Not so the poor Germans. I doubt they are a whit less friendly, but they do not have this easy and natural contact with each other. On the magnificent EuroVelo cycle routes, approaching French riders sing out Bonjour; the Germans just stare stolidly.
It is a great pity. To overcome the apparent barrier, friendly Germans amplify their friendliness and put heartiness where the French need only civility. This is not all bad. In the campsite at Saarbrücken I shared beer and snacks with Tom and Kia from Kassel. Kia sketched me. Before we parted, Tom pressed on me a “lucky” 1¢ coin. “If you keep this,” he assured me, “you will always have money.” Apparently this joke is old enough to be known in Germany as the Lucky Pfennig. But I am keeping the coin anyway. So I shall always have money.
Sketched by Kia
Trier is an enigma to most Brits and it puzzles me that we know so little of it. Julius Caesar mentions it in his Commentaries on the Gallic Wars. The Treviri come early in the roll-call of tribes he biffed. He biffed them on a charming spot on the Mosel and founded a town there. Under Roman patronage it grew in wealth and influence.
Imperial Trier from the air
Centuries later it was the capital of the empire‘s western provinces: what are now Britain, France, Portugal and Spain. When the empire was divided between four emperors, Trier became an imperial capital.

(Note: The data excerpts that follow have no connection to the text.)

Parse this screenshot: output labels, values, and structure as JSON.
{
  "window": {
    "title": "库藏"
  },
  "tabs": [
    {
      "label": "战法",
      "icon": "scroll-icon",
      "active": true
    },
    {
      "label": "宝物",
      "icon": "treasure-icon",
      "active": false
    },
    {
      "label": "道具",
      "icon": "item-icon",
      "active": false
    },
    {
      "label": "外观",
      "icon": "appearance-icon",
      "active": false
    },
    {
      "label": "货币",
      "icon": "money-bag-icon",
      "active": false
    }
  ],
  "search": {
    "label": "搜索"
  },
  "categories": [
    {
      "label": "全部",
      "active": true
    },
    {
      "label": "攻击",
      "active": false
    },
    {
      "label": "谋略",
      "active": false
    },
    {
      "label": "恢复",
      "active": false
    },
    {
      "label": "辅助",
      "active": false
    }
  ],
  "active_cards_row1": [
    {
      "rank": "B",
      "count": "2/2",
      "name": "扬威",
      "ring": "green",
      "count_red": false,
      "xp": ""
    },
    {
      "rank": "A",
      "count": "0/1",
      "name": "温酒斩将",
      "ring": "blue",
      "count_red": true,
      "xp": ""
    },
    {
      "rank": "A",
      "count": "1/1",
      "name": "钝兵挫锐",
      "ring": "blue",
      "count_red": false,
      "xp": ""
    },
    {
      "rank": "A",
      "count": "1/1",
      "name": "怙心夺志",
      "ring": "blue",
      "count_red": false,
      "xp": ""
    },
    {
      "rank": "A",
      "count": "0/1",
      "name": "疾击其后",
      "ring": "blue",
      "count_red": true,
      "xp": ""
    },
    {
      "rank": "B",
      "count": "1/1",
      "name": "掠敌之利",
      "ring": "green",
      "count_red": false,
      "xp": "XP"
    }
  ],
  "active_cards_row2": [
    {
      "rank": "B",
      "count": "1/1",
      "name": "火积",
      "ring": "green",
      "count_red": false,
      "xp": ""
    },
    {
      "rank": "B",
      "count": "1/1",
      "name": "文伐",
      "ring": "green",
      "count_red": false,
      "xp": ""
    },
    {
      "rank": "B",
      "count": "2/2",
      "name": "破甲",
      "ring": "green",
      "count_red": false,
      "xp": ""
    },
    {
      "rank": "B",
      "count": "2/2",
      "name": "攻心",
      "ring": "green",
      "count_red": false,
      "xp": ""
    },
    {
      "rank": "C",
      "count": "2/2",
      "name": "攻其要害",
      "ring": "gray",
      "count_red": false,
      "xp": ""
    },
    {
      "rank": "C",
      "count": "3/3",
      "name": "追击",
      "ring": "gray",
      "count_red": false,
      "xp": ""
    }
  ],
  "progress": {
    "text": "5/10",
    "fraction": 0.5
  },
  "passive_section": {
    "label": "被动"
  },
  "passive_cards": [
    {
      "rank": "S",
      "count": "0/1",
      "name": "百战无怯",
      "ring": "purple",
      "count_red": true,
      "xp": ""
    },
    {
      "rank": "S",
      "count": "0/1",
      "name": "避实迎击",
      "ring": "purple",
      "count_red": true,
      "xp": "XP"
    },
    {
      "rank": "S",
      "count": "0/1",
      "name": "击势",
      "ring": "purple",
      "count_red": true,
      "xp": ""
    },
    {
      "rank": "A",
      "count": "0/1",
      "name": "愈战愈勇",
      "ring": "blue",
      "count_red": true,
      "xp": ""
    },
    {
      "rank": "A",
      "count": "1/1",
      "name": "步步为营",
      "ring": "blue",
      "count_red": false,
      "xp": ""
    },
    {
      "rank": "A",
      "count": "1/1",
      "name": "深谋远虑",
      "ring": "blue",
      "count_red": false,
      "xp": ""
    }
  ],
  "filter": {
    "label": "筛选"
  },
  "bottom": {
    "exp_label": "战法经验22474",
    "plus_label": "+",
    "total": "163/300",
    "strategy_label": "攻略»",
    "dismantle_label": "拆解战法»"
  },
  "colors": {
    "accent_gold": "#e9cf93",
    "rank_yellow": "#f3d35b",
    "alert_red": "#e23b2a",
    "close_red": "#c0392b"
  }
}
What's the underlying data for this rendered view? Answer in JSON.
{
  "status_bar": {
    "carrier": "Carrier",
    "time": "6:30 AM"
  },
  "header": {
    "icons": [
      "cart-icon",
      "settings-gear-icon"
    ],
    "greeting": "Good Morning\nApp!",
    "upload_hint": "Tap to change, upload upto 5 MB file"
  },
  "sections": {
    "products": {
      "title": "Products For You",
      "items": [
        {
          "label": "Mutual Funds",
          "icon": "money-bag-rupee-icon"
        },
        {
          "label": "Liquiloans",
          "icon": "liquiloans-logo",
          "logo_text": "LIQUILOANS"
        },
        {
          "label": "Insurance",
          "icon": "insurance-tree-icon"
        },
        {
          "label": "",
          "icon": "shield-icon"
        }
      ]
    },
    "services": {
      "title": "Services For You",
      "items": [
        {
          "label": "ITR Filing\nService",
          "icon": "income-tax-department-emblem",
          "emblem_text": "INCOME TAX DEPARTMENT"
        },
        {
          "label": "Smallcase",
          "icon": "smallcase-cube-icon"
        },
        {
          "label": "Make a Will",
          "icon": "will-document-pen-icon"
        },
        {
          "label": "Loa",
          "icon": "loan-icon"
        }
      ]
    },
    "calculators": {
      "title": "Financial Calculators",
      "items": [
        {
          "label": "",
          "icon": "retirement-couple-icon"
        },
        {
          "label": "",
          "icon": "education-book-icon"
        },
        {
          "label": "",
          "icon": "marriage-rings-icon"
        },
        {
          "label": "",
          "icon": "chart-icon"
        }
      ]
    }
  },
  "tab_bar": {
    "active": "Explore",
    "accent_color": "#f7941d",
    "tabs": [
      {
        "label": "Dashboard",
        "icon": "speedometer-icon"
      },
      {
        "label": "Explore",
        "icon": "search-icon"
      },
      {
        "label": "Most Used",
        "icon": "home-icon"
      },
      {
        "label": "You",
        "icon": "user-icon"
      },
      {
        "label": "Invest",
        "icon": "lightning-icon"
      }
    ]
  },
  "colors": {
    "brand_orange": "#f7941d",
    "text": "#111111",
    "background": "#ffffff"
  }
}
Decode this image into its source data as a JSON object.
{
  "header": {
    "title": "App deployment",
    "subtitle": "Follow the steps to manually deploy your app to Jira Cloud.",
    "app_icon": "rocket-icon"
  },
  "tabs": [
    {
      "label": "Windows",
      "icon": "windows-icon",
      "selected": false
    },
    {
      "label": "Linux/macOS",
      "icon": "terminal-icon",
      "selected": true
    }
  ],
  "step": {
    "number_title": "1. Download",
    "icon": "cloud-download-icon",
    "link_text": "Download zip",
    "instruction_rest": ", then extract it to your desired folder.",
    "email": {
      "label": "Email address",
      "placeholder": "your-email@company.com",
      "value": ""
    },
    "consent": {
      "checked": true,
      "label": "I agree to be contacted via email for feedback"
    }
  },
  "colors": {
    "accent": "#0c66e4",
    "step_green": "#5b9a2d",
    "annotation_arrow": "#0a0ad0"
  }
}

The vast Imperial Baths, the circus, the amphitheatre and the multistorey basilicum can still be visited.
All roads lead to Trier
In the aerial view, the basilicum can be seen top right
Karl Marx Haus, Trier
Lessons from history: as the Roman Empire slowly declined so did the fortunes of Trier. There was no longer revenue to maintain an imperial capital. The inhabitants living among its infrastructure adapted it to their own more modest purposes. Londoners, take note. All that is solid melts into air. So wrote Trier’s most famous son, Karl Marx, buried a short walk from my home.
Also taking note was the inscriber of this stone in the Rheinisches Landesmuseum Trier, having his own way with Roman capitals.
Roman capitals get casual
The museum boasts a large collection of Roman and mediaeval sculpture, large enough that certain patterns start to emerge. The Roman busts and statues are of recognisable individuals but they are all largely expressionless. The Empire built in stone even when wood would do; for example, Hadrian’s Wall. There was a clear subtext: we are here for a long time. The statuary seems to have a similar subtext. We are so here. Trading, conquering, building villas, holding barbecues (they all look well nourished), betting on sports, sharpening scatological wit on political opponents. The Romans would have liked Australians.
The Darkening Age
The Empire and its purported certainties withered, and was eventually replaced by kingdoms whose Christian fundamentalists rooted out all things pagan, including the learning and culture of antiquity. The museum’s later statuary is quite different. Every face expresses something; mostly piety or anguish, not always distinguishable. The subtext has changed. We’re here, but remember where we’re headed.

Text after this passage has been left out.